EL CAPITAL DE MARX, 150 AÑOS DESPUÉS

Marx y su proyecto de escritura ilustra lo que Honoré de Balzac destacó en una parte de La comedia humana, en el relato de “La obra maestra desconocida”. El novelista francés exhibe la difícil relación del artista (creador) con su trabajo, y abunda en las cuestiones suscitadas por la postergación, la indecisión humana, para culminar su obra.

Ello quizá revelaría un cariz romántico en el quehacer de Marx, pero no por un capricho del “genio melancólico” sino por algo más profundo, que lo marcó. Ya en sus juveniles reflexiones anunciaba un indoblegable proceder ético y ofrecía revelaciones que lo agigantan al guiar su vida posterior, ya como un pensador asediado por la miseria extrema, un paria más que eludió la abogacía y no pudo ingresar en los paraninfos del saber. Ante la cuestión de a qué consagrar la vida, afirmará que si las condiciones permitiesen la elección, se ha de optar por una profesión/posición, “basada en ideas de cuya verdad estemos totalmente convencidos, que nos ofrezca más posibilidades de trabajar por la humanidad y nos acerque más a la finalidad general para la que toda profesión no es más que un medio: la perfección”.

El capital no es sino el resultado medianamente alcanzado de un proyecto que su autor vislumbró desde 1844 y que, con mayor sistematicidad, redactó en versión primigenia en 1857, un manuscrito trabajado hasta con obsesión, un palimpsesto de arbórea condición y desigual redondeo que involucró varias facetas, hasta exhibir su tríptica composición.

Como inmejorable expresión del siglo XIX, en la condición conflictiva de la vida moderna plenamente eurocentrada, afincada por igual en el embate capitalista y colonial respecto a lo otro y los otros, El capital constituye un alegato a favor de un mundo configurado en el ejercicio práctico de nuestro sano juicio y no maniatado a la razón externa (así fuera lex divina, lex naturalis, lex mercatoria o lex imperialis), es un grito contra una “sociedad como la actual, en que la forma mercancía es la forma general que revisten los productos del trabajo”.

La rueca de la historia, en el trabajo de los siglos, se rigió durante casi un milenio por el sacro predominio de las monoteístas religiones del libro y luego, con la crisis del mundo medieval y el violento arrebato del “Nuevo Mundo”, creyó encontrar sus principios trascendentales en el libro de la naturaleza, tan bella y enigmáticamente expuesto en el tríptico del “Jardín de la delicias” de El Bosco; sus trazos remiten al comercio de los esclavos en Flandes y a una disposición de piezas que parecía interminable con la triangulación marítima atlántica. Por eso, el lienzo será primeramente reseñado como una “pintura de la variedad del mundo” o, desde otro ángulo, expresión estética de una vida desvariada, en contrasentido al normal transcurrir.

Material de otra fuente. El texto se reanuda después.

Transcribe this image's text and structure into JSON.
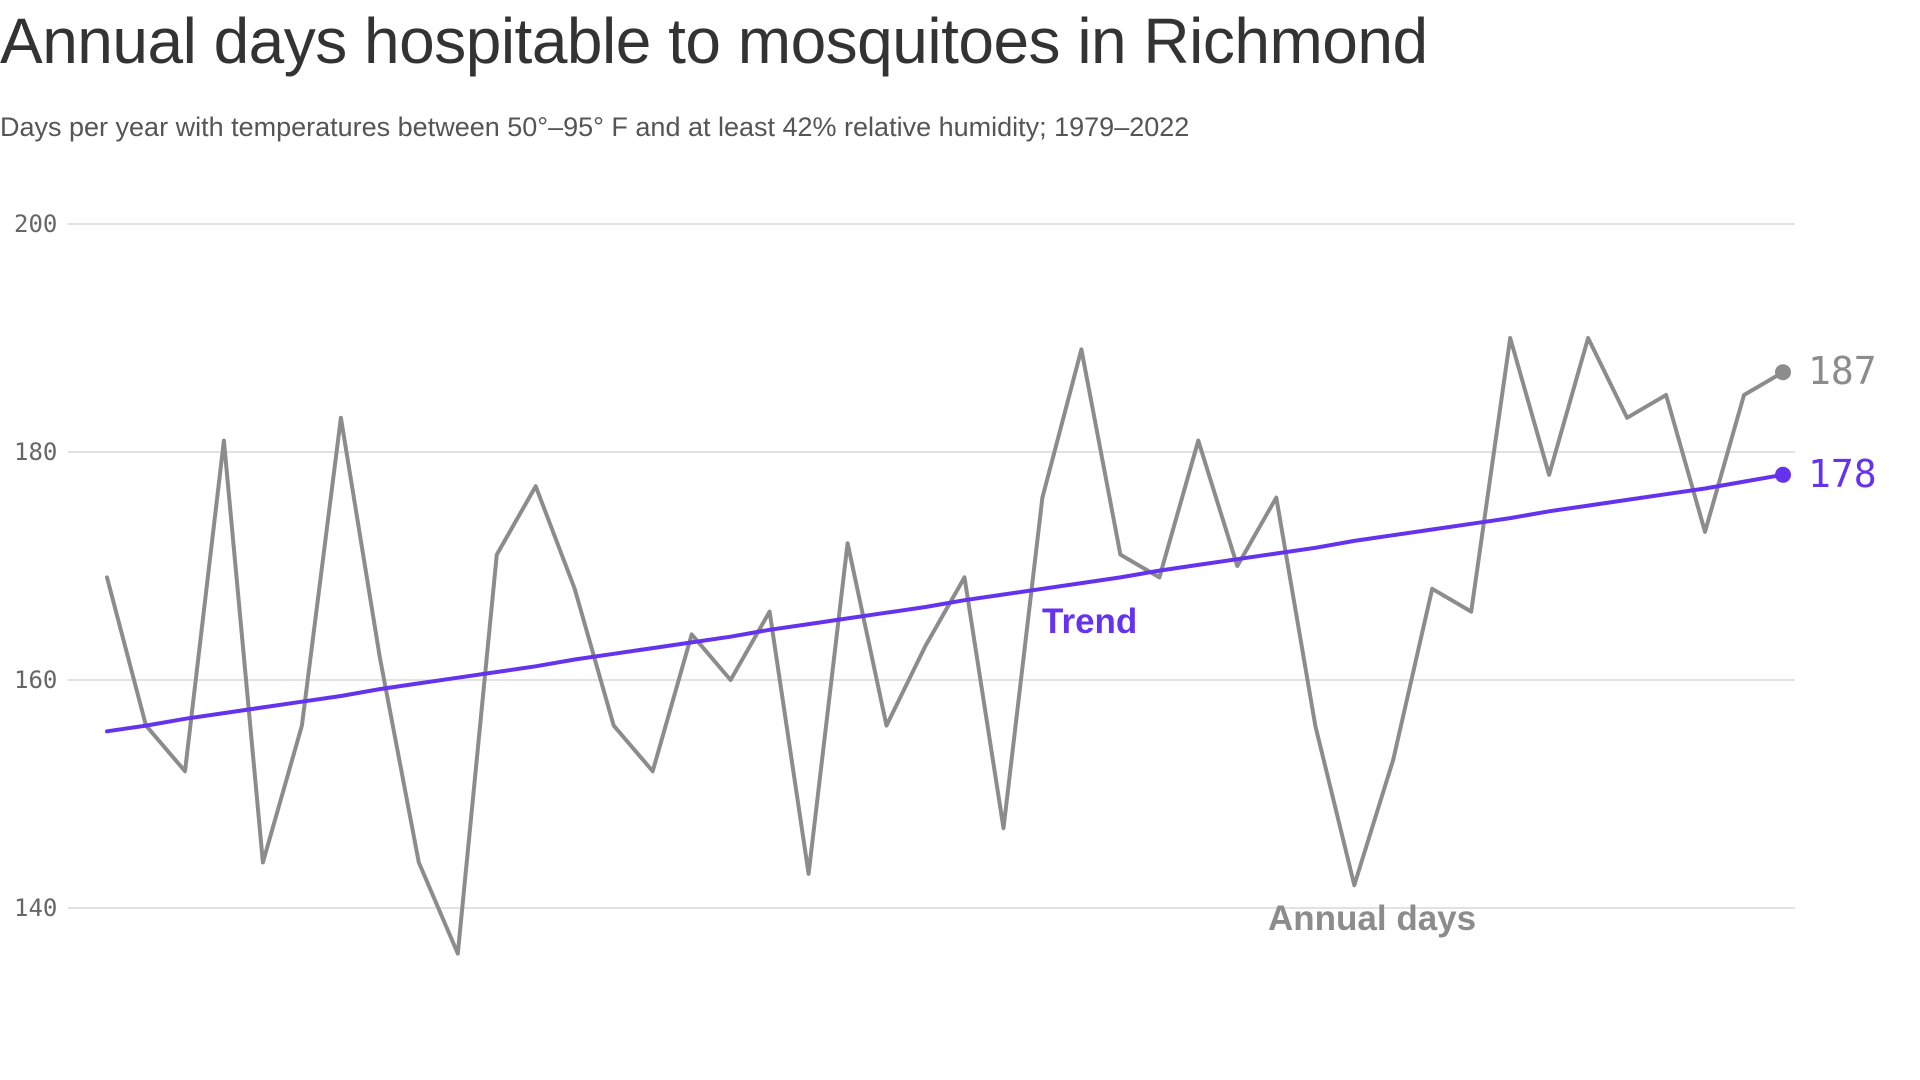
{
  "title": "Annual days hospitable to mosquitoes in Richmond",
  "subtitle": "Days per year with temperatures between 50°–95° F and at least 42% relative humidity; 1979–2022",
  "colors": {
    "annual": "#8c8c8c",
    "trend": "#6533ee",
    "grid": "#d9d9d9",
    "text": "#333333"
  },
  "chart_data": {
    "type": "line",
    "ylim": [
      140,
      200
    ],
    "y_ticks": [
      140,
      160,
      180,
      200
    ],
    "y_tick_labels": [
      "140",
      "160",
      "180",
      "200"
    ],
    "xlim": [
      1979,
      2022
    ],
    "grid": true,
    "x": [
      1979,
      1980,
      1981,
      1982,
      1983,
      1984,
      1985,
      1986,
      1987,
      1988,
      1989,
      1990,
      1991,
      1992,
      1993,
      1994,
      1995,
      1996,
      1997,
      1998,
      1999,
      2000,
      2001,
      2002,
      2003,
      2004,
      2005,
      2006,
      2007,
      2008,
      2009,
      2010,
      2011,
      2012,
      2013,
      2014,
      2015,
      2016,
      2017,
      2018,
      2019,
      2020,
      2021,
      2022
    ],
    "series": [
      {
        "name": "Annual days",
        "values": [
          169,
          156,
          152,
          181,
          144,
          156,
          183,
          162,
          144,
          136,
          171,
          177,
          168,
          156,
          152,
          164,
          160,
          166,
          143,
          172,
          156,
          163,
          169,
          147,
          176,
          189,
          171,
          169,
          181,
          170,
          176,
          156,
          142,
          153,
          168,
          166,
          190,
          178,
          190,
          183,
          185,
          173,
          185,
          187
        ],
        "end_value_label": "187"
      },
      {
        "name": "Trend",
        "values": [
          155.5,
          156.0,
          156.6,
          157.1,
          157.6,
          158.1,
          158.6,
          159.2,
          159.7,
          160.2,
          160.7,
          161.2,
          161.8,
          162.3,
          162.8,
          163.3,
          163.8,
          164.4,
          164.9,
          165.4,
          165.9,
          166.4,
          167.0,
          167.5,
          168.0,
          168.5,
          169.0,
          169.6,
          170.1,
          170.6,
          171.1,
          171.6,
          172.2,
          172.7,
          173.2,
          173.7,
          174.2,
          174.8,
          175.3,
          175.8,
          176.3,
          176.8,
          177.4,
          178.0
        ],
        "end_value_label": "178"
      }
    ]
  }
}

Marx, por su parte, escribió el libro del espectral fetichismo de “las cosas puestas para el cambio”. Hace filosofía del enigma de su tiempo, sobre el sitio reservado a la gente en la máquina infernal recién creada que, como el vampiro, chupa la sangre al trabajador libre y, cual Frankenstein liberado, está fuera de control. Como en la pintura de El Bosco, el mundo pone en su centro el cúmulo de mercancías, un abanico desordenado de signos aparienciales, un arsenal de jeroglíficos sociales, y muestra en su desnudez la posibilidad de la grandeza humana. Sobre ese conjunto de entes que prometen la fantasía o el riesgo posa su mirada vigilante el poder de turno, sea el Dios de la cristiandad o el leviatán pálido y frío que acecha. Las personas en su modesta intervención sobre el mundo, en la efímera realización de sus actos o en la persecución de sus objetos de deseo parecen conducir sus prácticas hacia el placer o el sufrimiento, y se entregan plenas al goce lacaniano.

Como un “pintor de la vida moderna” (a decir de Baudelaire), Marx no quiere y no cree que de inmediato se resuelva el arcano; sabe que durará el misterio, aspira a que el observador (lector del mundo) ponga en paréntesis su juicio, busca un acto de esclarecimiento. Sólo así ha de romperse el orden que rige al tablero, y la vida humana saltaría hacia otros planos, derroteros, los que conscientemente elijamos, y no los que dicta el instrumento autoactuante, en beneficio exclusivo de sus personificaciones. No fue otro el proyecto de Marx; por eso su legado (imaginado como un todo artístico) sigue siendo una obra maestra desconocida.